Raiders Of The  Lost  Ark

Dr. George Gumerman

Senior Scholar, School for Advanced Research, Santa Fe; Founding Director, Center for Archaeological Investigations, Southern Illinois University; Former Anthropology Professor, University of Arizona

Raiders of the Lost Ark— The Risks and Rewards of Archaeology

Dr. George Gumerman examined different forms of anthropology and archaeology and shared his own stories of risk and reward on the road to scientific discovery.

Center for Contemporary Arts Santa Fe, NM

Film Synopsis

Archaeologist and adventurer Indiana Jones is hired by the US government to find the Ark of the Covenant before the Nazis do. 

In the first installment of the Indiana Jones series, the year is 1936. Archeology professor and adventurer Indiana Jones (Harrison Ford) is hired by the US government to find the Ark of the Covenant. Accompanied by his feisty, independent ex-flame Marion Ravenwood (Karen Allen), the two-fisted archaeologist embarks on a thrilling quest to locate the Ark before the Nazis do. Along the way, the two companions face poison, traps, snakes, and treachery. The film was nominated for nine Academy Awards and won four.

About the Speaker

Dr. George Gumerman is a senior scholar at the School of American Research, prior to which he served as interim president and CEO of the school. From 2002–2004, he was the vice president for Academic Affairs at the Santa Fe Institute. From 1997–2002, he was the director of the Arizona State Museum and a professor of anthropology at the University of Arizona in Tucson. After receiving his PhD at the University of Arizona in 1969, Dr. Gumerman spent more than 30 years researching the archaeology of the Southwestern United States and Oceania. Early in his career he was the curator of anthropology at the Museum of Northern Arizona. He taught at Prescott College and at Southern Illinois University, where he was chairman of the Anthropology Department and founding director of the Center for Archaeological Investigations. Dr. Gumerman was a Resident Scholar at the School of American Research in Santa Fe in 1979 and 1980. For many years he has been associated with the Santa Fe Institute as a member of the external faculty, resident faculty, and the Science Steering Committee. 
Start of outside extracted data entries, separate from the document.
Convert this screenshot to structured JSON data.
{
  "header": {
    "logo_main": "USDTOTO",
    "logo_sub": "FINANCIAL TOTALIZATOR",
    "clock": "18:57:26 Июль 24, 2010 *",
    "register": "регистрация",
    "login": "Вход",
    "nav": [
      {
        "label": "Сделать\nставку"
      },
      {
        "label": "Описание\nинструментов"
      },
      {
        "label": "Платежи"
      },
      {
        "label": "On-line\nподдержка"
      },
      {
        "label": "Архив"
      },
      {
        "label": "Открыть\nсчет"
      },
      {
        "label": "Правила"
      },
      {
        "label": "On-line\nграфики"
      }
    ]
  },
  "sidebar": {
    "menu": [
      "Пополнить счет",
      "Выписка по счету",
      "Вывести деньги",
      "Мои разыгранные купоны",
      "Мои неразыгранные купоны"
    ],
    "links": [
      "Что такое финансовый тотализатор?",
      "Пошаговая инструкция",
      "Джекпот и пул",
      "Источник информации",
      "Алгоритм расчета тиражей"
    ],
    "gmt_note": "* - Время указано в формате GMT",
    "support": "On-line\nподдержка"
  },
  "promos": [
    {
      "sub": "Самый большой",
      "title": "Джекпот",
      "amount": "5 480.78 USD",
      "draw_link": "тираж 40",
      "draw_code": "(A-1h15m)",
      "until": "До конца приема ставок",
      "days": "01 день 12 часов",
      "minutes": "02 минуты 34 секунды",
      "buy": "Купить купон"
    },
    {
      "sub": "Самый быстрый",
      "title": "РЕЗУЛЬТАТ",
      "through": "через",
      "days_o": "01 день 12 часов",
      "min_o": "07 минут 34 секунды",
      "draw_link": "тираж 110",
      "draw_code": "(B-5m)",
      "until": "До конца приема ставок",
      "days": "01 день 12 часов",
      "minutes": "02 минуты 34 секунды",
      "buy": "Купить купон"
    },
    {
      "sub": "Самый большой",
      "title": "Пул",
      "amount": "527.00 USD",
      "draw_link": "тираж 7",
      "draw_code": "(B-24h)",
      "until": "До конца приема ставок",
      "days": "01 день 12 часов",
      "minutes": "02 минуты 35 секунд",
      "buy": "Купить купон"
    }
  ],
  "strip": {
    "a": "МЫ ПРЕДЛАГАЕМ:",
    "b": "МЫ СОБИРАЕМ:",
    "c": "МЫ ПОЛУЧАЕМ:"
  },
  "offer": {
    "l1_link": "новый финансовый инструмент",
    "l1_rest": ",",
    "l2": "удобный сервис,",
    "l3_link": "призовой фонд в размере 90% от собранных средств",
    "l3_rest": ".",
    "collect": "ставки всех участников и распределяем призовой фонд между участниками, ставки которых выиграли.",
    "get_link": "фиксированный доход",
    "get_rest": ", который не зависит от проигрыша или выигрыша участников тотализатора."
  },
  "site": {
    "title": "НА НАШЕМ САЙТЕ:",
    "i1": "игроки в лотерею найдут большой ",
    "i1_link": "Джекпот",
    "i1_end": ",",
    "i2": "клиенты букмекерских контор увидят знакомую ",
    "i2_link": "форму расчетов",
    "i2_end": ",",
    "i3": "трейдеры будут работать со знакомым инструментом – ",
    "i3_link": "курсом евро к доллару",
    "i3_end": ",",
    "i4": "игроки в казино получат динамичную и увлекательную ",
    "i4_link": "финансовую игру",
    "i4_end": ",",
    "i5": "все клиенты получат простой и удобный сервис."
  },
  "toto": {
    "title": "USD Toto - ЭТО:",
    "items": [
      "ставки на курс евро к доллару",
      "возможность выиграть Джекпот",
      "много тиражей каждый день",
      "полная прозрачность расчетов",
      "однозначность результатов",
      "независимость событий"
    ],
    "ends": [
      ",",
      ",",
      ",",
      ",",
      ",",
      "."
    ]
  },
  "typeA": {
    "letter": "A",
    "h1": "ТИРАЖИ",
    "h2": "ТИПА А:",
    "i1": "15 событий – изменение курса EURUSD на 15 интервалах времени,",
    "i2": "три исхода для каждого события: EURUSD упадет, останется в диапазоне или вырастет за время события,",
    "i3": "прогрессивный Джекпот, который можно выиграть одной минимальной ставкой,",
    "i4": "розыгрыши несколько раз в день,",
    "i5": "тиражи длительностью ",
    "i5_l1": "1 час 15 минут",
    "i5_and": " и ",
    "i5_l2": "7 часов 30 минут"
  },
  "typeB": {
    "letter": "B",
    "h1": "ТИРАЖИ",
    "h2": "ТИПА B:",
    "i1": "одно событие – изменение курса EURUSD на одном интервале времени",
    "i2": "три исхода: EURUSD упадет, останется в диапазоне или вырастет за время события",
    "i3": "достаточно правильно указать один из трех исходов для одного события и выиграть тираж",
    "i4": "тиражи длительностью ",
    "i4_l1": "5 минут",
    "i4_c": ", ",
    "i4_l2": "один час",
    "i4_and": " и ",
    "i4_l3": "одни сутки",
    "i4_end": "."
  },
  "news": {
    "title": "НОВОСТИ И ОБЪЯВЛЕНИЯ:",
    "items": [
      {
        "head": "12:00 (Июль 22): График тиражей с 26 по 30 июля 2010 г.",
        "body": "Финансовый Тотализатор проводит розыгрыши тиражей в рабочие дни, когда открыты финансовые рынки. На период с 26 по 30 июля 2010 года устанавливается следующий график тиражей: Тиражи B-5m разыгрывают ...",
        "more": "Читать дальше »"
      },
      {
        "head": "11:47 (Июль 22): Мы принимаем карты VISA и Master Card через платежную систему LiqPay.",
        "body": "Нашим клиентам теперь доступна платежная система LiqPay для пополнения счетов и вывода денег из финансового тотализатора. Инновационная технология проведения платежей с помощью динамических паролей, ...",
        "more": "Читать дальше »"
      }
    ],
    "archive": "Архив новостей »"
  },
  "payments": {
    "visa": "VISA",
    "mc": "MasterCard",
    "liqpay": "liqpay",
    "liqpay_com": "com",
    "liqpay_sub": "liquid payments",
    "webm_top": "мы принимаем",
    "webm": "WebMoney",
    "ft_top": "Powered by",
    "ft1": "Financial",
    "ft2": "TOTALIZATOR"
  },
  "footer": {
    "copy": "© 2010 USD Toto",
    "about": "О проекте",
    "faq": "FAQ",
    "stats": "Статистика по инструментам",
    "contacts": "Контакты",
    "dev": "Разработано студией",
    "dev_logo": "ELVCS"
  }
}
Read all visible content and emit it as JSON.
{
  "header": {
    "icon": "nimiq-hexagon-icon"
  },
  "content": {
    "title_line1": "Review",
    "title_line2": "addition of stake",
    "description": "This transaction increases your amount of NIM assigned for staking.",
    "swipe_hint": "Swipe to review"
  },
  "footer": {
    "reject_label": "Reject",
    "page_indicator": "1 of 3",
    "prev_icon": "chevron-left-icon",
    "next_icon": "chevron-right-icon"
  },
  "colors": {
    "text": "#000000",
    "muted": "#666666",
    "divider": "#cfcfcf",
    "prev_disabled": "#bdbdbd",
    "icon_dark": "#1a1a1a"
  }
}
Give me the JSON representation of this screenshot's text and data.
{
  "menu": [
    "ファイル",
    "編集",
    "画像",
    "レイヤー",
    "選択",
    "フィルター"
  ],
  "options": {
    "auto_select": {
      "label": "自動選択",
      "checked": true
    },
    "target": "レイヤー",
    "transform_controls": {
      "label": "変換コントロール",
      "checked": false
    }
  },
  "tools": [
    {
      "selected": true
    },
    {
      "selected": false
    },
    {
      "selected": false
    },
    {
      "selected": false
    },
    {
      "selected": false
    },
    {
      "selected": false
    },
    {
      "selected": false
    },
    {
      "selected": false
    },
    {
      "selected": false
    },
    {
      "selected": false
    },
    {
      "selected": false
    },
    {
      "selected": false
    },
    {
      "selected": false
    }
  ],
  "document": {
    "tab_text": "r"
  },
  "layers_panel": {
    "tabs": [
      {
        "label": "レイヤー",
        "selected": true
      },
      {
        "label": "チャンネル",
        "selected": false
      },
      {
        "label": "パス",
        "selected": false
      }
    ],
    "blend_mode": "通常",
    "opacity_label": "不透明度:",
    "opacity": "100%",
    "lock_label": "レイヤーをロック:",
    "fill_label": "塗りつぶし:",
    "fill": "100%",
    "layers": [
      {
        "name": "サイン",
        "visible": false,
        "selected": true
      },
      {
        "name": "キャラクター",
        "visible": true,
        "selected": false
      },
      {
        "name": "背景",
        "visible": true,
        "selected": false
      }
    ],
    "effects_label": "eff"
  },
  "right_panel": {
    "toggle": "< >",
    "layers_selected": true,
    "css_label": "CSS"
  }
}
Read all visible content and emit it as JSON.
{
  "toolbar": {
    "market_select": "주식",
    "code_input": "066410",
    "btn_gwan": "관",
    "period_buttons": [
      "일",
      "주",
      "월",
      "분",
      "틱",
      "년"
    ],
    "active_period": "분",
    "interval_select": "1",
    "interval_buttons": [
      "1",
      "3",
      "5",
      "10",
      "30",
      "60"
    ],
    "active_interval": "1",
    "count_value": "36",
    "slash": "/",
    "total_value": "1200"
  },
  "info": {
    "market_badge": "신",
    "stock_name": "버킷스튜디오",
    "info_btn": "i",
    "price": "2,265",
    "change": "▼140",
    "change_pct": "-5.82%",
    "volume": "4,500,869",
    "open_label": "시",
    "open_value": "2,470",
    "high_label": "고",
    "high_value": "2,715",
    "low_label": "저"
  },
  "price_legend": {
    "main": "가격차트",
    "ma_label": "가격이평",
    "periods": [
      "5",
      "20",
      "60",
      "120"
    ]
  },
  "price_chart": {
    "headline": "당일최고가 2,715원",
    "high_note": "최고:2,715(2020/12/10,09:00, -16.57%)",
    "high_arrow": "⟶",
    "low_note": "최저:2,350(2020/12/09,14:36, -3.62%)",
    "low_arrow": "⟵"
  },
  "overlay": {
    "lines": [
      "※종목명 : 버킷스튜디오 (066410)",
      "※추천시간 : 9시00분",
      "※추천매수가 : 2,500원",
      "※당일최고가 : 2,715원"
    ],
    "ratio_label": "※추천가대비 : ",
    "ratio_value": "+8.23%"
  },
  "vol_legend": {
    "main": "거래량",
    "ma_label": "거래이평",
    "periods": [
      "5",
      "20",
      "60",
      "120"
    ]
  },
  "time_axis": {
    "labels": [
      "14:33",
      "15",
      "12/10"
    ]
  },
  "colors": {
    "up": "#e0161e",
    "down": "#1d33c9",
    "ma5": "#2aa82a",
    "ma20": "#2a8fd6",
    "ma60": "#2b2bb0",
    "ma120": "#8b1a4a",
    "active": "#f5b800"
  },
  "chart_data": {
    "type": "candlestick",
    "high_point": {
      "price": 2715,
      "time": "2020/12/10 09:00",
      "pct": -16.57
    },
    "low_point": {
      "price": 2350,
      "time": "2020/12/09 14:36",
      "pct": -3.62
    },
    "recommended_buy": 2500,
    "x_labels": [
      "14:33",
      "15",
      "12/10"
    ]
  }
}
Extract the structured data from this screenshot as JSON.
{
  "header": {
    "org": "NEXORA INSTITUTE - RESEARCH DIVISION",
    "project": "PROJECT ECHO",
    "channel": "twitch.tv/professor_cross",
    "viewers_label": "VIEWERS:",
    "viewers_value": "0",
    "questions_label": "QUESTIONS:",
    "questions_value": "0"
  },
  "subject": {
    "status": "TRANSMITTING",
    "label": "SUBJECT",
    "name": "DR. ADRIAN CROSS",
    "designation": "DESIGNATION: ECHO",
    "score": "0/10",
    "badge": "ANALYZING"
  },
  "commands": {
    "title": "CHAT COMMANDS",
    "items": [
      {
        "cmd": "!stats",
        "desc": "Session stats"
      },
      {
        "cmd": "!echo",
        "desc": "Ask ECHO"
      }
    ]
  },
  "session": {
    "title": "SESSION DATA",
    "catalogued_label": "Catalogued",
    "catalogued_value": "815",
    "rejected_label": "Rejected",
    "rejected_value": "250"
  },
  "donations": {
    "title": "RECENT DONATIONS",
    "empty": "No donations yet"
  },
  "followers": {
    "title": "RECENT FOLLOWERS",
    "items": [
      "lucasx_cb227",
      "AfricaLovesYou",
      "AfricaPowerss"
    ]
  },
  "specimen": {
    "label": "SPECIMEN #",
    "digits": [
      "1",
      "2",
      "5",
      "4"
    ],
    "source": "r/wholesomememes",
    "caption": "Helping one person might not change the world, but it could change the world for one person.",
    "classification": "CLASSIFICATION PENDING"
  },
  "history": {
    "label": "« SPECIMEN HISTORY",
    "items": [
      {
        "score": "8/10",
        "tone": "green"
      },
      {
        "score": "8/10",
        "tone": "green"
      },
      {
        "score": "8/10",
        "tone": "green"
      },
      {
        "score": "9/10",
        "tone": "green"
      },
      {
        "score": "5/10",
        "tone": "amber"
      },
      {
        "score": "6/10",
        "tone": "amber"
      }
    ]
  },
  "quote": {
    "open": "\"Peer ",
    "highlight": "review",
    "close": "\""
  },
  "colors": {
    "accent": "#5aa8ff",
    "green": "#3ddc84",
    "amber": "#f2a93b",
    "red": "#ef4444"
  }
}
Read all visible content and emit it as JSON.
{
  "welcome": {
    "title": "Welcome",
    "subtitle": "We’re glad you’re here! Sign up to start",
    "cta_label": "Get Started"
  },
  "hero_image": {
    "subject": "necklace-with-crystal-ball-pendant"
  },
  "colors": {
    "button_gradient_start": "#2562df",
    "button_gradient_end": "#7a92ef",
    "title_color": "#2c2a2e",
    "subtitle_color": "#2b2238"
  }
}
He has authored or edited more than 20 books on archaeology and published numerous scholarly articles. He has been presented the Emil W. Haury Award by the Western National Parks Association and the Distinguished Service Award by the Society for American Archaeology. Dr. Gumerman’s research interests focus on evolving cultural complexity and past human adaptation to the environment in the American Southwest. Much of his research has involved working with teams of natural scientists in detailed reconstruction of former environments and understanding the social adaptation of prehistoric peoples to those landscapes. More recently he has worked with computer modelers and social scientists creating agent-based simulations that compare the evolutionary trajectory of an actual prehistoric group with a simulated artificial group. The agent-based modeling efforts provide new insights into the role of various natural and cultural factors in the evolution of culture.